What are linux capabilities?
Per the linux man pages:
[capabilities are] the privileges traditionally associated with superuser into distinct units…which can be independently enabled and disabled.
Capabilities are a per-thread attribute.
Interestingly enough I haven’t actually seen any examples of using capabilities outside of Docker/Kuberenetes. So with regards to containers and container runtimes, capabilities allow you to selectively assign fine-grained permissions to specific container images without having to give up full root permissions. Alright, that sounds pretty cool and directly in-line with the whole concept of minimizing the attack surface area.
So what capabilities are available and what are the defaults?
The Docker docs have a great breakdown of the capability key names and associated descriptions with separate lists for the default and additional available capabilities. Edit: the linux manpages go into more detail about what functionality each capability provides.
Why would I need to change capabilities and how do I use them?
Maybe you took a look at the aforementioned capabilities Docker docs and thought “yup this looks fine”. Or maybe you thought “wow there’s a lot going on here, does every container need all these permissions?”.
Either way is technically alright, but if you know exactly what your software needs access to there is definitely room for improvement from a least-privileged access model point of view. You can look at this as one more optimization available to make, akin to optimizing container image layer size or the process of moving from a full-blown OS base image to minimal OS base image to an OS-less base.

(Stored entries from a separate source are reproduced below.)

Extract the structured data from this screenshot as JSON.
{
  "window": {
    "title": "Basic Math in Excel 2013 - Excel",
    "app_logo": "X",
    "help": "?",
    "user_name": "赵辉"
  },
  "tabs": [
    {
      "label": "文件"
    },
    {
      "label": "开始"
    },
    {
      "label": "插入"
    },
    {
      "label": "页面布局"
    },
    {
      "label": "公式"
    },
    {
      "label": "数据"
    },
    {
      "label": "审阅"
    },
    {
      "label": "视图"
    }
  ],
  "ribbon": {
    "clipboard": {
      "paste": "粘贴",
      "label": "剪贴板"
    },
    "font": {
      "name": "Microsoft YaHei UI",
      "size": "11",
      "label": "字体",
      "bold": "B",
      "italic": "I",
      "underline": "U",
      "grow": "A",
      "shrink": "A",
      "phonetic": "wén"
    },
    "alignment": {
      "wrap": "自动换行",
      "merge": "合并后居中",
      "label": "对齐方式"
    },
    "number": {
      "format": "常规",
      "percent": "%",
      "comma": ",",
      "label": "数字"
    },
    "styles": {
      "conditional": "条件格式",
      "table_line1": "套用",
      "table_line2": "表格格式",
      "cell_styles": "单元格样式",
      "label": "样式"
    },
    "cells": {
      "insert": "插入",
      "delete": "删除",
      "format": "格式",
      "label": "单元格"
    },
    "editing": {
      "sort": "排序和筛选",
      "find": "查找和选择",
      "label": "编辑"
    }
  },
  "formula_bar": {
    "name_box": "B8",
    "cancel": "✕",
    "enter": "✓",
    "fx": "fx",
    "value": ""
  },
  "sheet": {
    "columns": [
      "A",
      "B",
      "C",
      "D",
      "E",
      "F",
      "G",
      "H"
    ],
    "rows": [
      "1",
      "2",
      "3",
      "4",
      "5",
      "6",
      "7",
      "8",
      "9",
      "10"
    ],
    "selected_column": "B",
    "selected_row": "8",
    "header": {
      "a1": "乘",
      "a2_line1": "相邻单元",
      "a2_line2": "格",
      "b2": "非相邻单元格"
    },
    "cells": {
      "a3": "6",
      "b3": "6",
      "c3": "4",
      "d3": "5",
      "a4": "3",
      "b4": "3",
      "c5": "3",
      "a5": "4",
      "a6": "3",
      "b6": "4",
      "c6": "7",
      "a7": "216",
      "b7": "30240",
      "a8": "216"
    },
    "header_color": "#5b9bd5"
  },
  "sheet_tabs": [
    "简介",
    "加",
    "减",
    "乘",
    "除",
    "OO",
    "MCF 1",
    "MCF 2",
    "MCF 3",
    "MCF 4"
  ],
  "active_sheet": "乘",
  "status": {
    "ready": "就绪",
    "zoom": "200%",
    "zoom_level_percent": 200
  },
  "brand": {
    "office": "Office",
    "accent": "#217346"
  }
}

Alternatively, sometimes an application needs to make a few system modifications that are outside of the scope of normal permissions. That’s OK too, and it is nice that these defaults are in place so that we have to explicitly enable that privilege escalation.
So now for the how.
Docker provides the --cap-add
and --cap-drop
flags to explicitly manage capabilities as needed. Both the add and drop directives support the ALL
alias.
docker run -it --rm --cap-add=NET_ADMIN ubuntu:14.04 ip link add dummy0 type dummy
The Kubernetes podspec contains the container.securityContext.capabilities.add
and container.securityContext.capabilities.drop
arrays where specific capabilities can be added and dropped for any given container.
apiVersion: v1
kind: Pod
metadata:
name: security-context-demo-4
spec:
containers:
- name: sec-ctx-4
image: gcr.io/google-samples/node-hello:1.0
securityContext:
capabilities:
add: ["NET_ADMIN", "SYS_TIME"]
drop: ["CHOWN"]
A keen eye will notice that docker has the --privileged
flag and kubernetes provides the container.securityContext.privileged
podspec options.
Those are basically a way to get around the default capabilities limits set in place by the container runtime by handing over all capabilities and are the modern-day equivalents to “just run it as root” (which you could also actually do). Technically you can follow that advice, but you probably shouldn’t unless you have a good reason to and know exactly what you’re doing.